~ 06~
Melinda
Sábado! — a parte racional do meu cérebro gritou para mim acusadoramente.
Mas este não seria um sábado comum! Seria o sábado em que Robert Blackwell me levaria para jantar. Talvez apenas ele e eu. Sozinhos. Ou talvez ele levasse mais alguém, o que provavelmente seria uma situação bem mais fácil de lidar.
Ou talvez não!
Eu ainda não conseguia acreditar em tudo o que estava acontecendo!
Na última semana, minha vida foi mais movimentada do que jamais fora, e isso não me deixava processar as coisas muito bem.
Talvez não tenha sido uma boa ideia aceitar esse convite. Mas que outra opção eu tinha, afinal?
“Eu não reajo bem a nenhum tipo de rejeição!”... — suas palavras ecoaram por meus pensamentos.
E eu não sei lidar com a sensação de que meus pensamentos são uma bagunça quando estou perto dele! Isso é tão surreal!
O homem por quem fui apaixonada desde os meus dezessete anos, mesmo sem conhecê-lo pessoalmente, agora estava me levando para jantar! Mas isso não me parecia certo, porque ele era meu chefe! Mas de que outra forma eu poderia conhecê-lo?
Humph! — Eu bufei cansada, jogando-me sobre a cama outra vez, mais do que feliz por ter tido folga do trabalho justamente naquele sábado, em específico, porque eu jamais saberia como agir na frente de Robert se nos encontrássemos na empresa casualmente.
De fato, o problema era que eu ainda não conseguia acreditar que, dentre todas as pessoas do mundo, Robert tenha procurado justamente a mim para fazer-lhe companhia durante o almoço. Pela segunda vez!
Contudo, havia uma pessoa que estava ainda mais perplexa com toda essa estória: Christine! Ao me lembrar de sua expressão desnorteada quando voltei ao escritório ontem, depois do almoço, foi impossível não sorrir!
— Agora é oficial! — ela ditou nada contente! — Você tem mesmo que me dizer o que está acontecendo entre você e Robert Blackwell!
— Não está acontecendo nada, Chris! — assegurei enquanto religava o computar à minha frente.
— Você está subestimando o meu poder de percepção, Linda! — irritou-se. — Quer dizer... você o chamou pelo primeiro nome, sem o menor remorso, e ele nem mesmo pareceu se importar! Ele veio checar como você estava e, de quebra, ainda a convida para um almoço. Depois de tudo o que eu vi aqui, você vai continuar com a mentirinha estúpida de que não dormiu com ele?
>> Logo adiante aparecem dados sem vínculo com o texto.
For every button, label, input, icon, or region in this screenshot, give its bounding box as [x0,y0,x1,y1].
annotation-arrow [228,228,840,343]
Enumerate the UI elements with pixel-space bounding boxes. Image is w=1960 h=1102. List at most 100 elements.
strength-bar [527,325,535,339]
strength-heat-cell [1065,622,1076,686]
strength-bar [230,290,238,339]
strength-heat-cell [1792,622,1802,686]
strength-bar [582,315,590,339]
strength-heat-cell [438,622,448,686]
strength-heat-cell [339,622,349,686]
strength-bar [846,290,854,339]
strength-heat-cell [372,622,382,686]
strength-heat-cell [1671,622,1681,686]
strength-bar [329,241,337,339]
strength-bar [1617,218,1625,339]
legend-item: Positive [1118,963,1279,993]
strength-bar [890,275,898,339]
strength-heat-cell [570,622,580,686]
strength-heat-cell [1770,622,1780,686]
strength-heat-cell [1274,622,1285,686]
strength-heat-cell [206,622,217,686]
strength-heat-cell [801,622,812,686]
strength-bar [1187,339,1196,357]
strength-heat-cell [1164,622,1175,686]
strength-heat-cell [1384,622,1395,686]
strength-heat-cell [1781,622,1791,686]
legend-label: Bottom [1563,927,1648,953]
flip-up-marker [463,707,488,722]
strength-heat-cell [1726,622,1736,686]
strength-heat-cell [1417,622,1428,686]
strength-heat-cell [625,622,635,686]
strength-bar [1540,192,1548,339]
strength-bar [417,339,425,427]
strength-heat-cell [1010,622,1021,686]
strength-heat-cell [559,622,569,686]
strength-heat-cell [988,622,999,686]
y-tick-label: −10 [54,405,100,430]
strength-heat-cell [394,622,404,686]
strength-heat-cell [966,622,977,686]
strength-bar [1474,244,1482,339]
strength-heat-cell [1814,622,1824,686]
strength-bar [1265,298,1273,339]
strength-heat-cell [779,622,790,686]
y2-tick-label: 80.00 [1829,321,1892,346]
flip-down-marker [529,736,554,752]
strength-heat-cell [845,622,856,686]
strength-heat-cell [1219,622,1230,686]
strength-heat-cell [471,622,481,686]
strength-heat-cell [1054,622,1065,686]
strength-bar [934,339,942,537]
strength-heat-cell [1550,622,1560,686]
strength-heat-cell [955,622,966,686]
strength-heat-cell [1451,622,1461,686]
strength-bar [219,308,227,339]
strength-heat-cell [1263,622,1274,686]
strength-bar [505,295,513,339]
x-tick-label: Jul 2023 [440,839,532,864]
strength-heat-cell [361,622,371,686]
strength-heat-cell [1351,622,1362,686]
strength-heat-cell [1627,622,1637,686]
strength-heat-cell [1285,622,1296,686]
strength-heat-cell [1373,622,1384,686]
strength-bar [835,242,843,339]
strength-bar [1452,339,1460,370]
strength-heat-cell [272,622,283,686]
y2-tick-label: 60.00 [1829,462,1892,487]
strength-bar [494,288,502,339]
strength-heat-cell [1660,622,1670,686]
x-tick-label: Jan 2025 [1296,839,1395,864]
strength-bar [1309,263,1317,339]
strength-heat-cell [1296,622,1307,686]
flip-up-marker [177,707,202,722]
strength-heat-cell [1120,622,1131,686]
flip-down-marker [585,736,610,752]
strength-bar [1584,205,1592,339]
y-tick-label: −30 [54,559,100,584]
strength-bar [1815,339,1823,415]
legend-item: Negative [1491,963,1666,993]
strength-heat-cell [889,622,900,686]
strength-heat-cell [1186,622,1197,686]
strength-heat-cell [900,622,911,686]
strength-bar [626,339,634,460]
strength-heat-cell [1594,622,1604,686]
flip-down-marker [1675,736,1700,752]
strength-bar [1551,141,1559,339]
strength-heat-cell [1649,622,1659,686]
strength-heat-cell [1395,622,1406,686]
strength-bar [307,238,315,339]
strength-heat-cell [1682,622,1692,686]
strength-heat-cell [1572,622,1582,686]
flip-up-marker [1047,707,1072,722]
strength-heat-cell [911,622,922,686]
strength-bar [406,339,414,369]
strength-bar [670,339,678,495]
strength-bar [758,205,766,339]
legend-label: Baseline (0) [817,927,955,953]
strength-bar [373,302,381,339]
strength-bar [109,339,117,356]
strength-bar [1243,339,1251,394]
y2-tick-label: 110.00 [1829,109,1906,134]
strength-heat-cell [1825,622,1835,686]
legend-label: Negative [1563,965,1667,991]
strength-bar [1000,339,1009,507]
— Mas eu não dormi! — defendi-me indignada. Céus! Por que ela não poderia simplesmente acreditar em mim e acabar com tudo isso de uma vez? Simplesmente ‘deixar para lá’ me parecia bom! — Você sabe que eu sou... — a palavra ficou presa em minha garganta, e eu suspirei cansada. — Eu não fiz nada, juro! Não dormi com ele.
— Você está bem perto, então não faz muita diferença! — acusou-me. — Linda, eu não nasci ontem, ok? Homens como Robert Blackwell não bajulam uma mulher por nada.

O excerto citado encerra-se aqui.